I typically discuss two main chemotherapy options for dogs with osteosarcoma: pursuing injectable chemotherapy versus pursuing treatment with a newer form of treatment called metronomic chemotherapy.
Injectable chemotherapy is the most well studied form of treatment for dogs with osteosarcoma. There are three drugs that are effective for this disease: doxorubicin, cisplatin, and carboplatin. Numerically, the outcomes are similar for each drug, though it is important to point out that no one has adequately performed the perfect study comparing the efficacy of each drug in a “head to head” fashion.
We generally say the prognosis for dogs treated with amputation alone is about 4-5 months. With additional chemotherapy with doxorubicin, cisplatin, or carboplatin, survival is extended to about 12 months, with approximately 10-15 percent of dogs surviving two years.
Doxorubicin is an intravenous drug given once every three weeks for a total of five treatments. This drug is usually well tolerated but has a moderate chance of causing upset stomach signs. There is a risk for toxicity to the heart; a problem seen when dogs receive more than six lifetime dosages, which is one of the main reasons we stop at five treatments.
Cisplatin is an intravenous form of chemotherapy administered once every three weeks for a total of four treatments. Of the three drugs, it is the one most likely to cause side effects in dogs. It is an example of a chemotherapy drug that can immediately cause nausea and vomiting, so it must be administered with anti-nausea medications. This drug can also be directly toxic to the kidneys, so it must be administered with an all-day intravenous fluid diuresis.
Carboplatin is also an intravenous drug given once every 3-4 weeks for a total of five treatments. Side effects are uncommon, but it can definitely cause lowered white blood cell counts.
Metronomic chemotherapy is also known as anti-angiogensis therapy. The idea behind this form of treatment is in order for tumor cells to grow, multiply, and spread, they need to grow their own blood supply. If this process can be inhibited, then it may be possible for dogs to live with tumor cells in their body, but the cells will not grow, or may grow at a slower rate.
This form of treatment is becoming a popular treatment options for pets with cancer, mainly because these are oral formulations of drugs owners can administer at home. There is limited research in veterinary medicine supporting the efficacy of this method of treatment, however a few small studies showed potential benefit for dogs with cancers other than osteosarcoma.

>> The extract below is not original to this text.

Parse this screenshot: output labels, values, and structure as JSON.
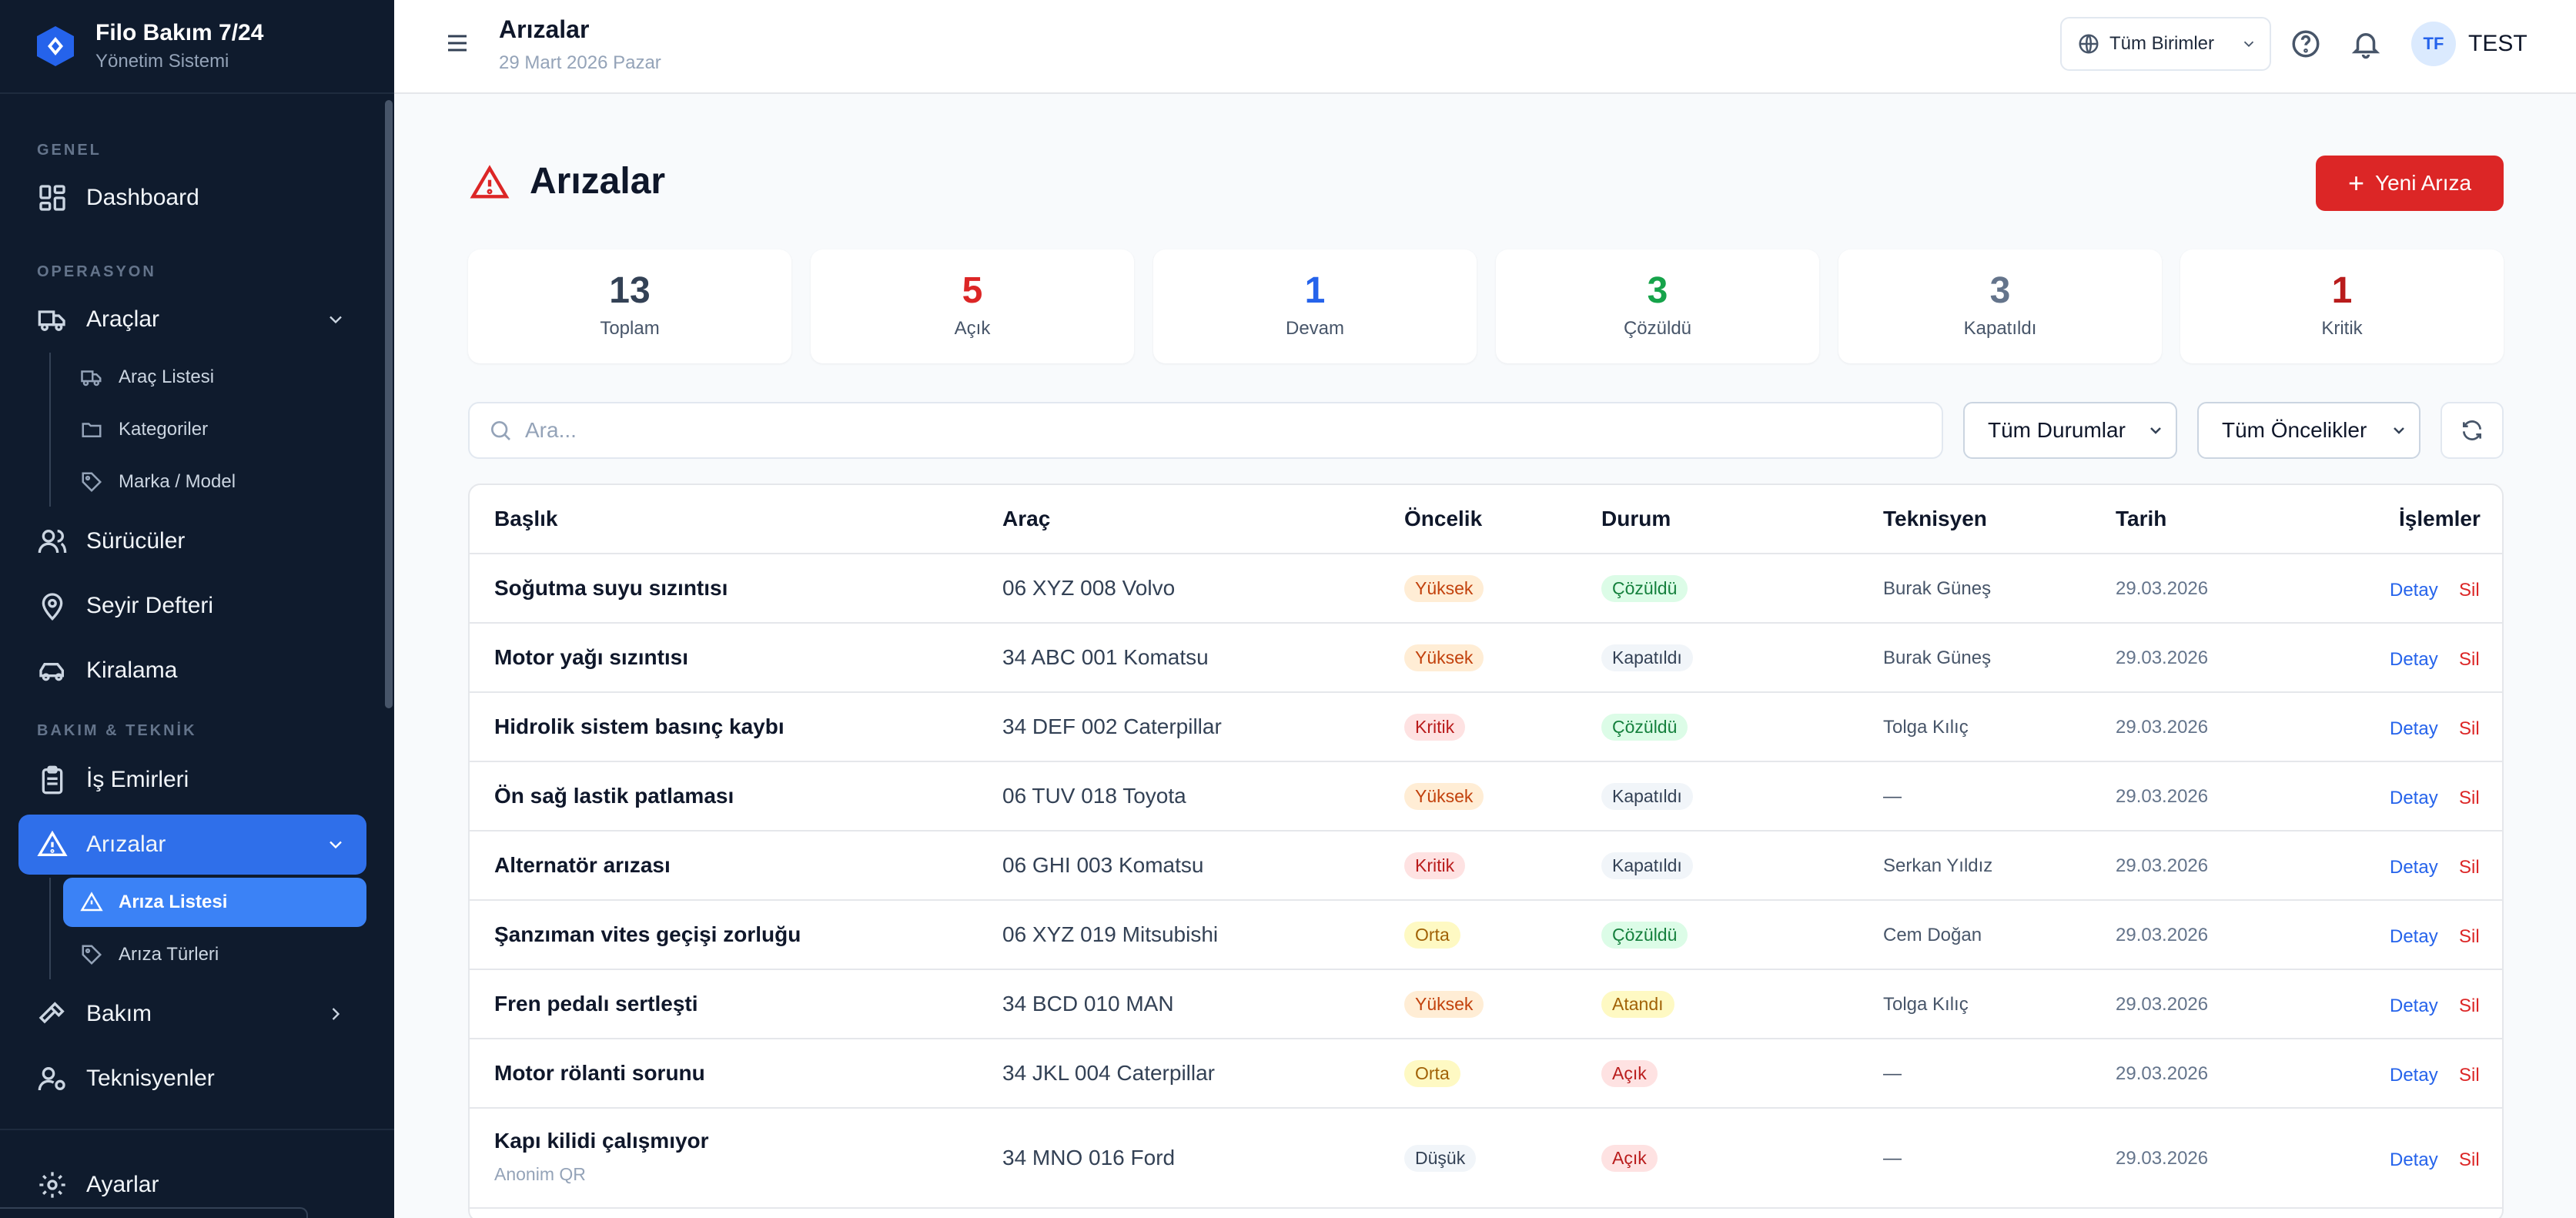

I discuss metronomic chemotherapy as a “stand-alone” option, but recommend the injectable protocols initially, and then consider stating a dog on metronomic treatment once the finish their protocol. More on this form of therapy will follow in a future article.
I completed my exam of Duffy and headed in to talk with his owners. We went over the pros and cons of treatment with chemotherapy versus starting Duffy on a close monitoring program. Ultimately, they elected to start treatment with carboplatin, knowing we were ideally committing to completing all five treatments, but knowing we were going to take things day by day.
Their fears were the same as any owner starting treatment with chemotherapy, but they knew they wanted to give Duffy every available chance for long-term survival.
Duffy received his first chemotherapy as planned, and is currently feeling great at home. He’s chasing squirrels, stealing cookies from the table, and acting generally “normal” at home.
From my perspective, Duffy is a true success story. He may not be breaking any records, but I feel confident he will continue to do well and share his happiness with his family for a long time.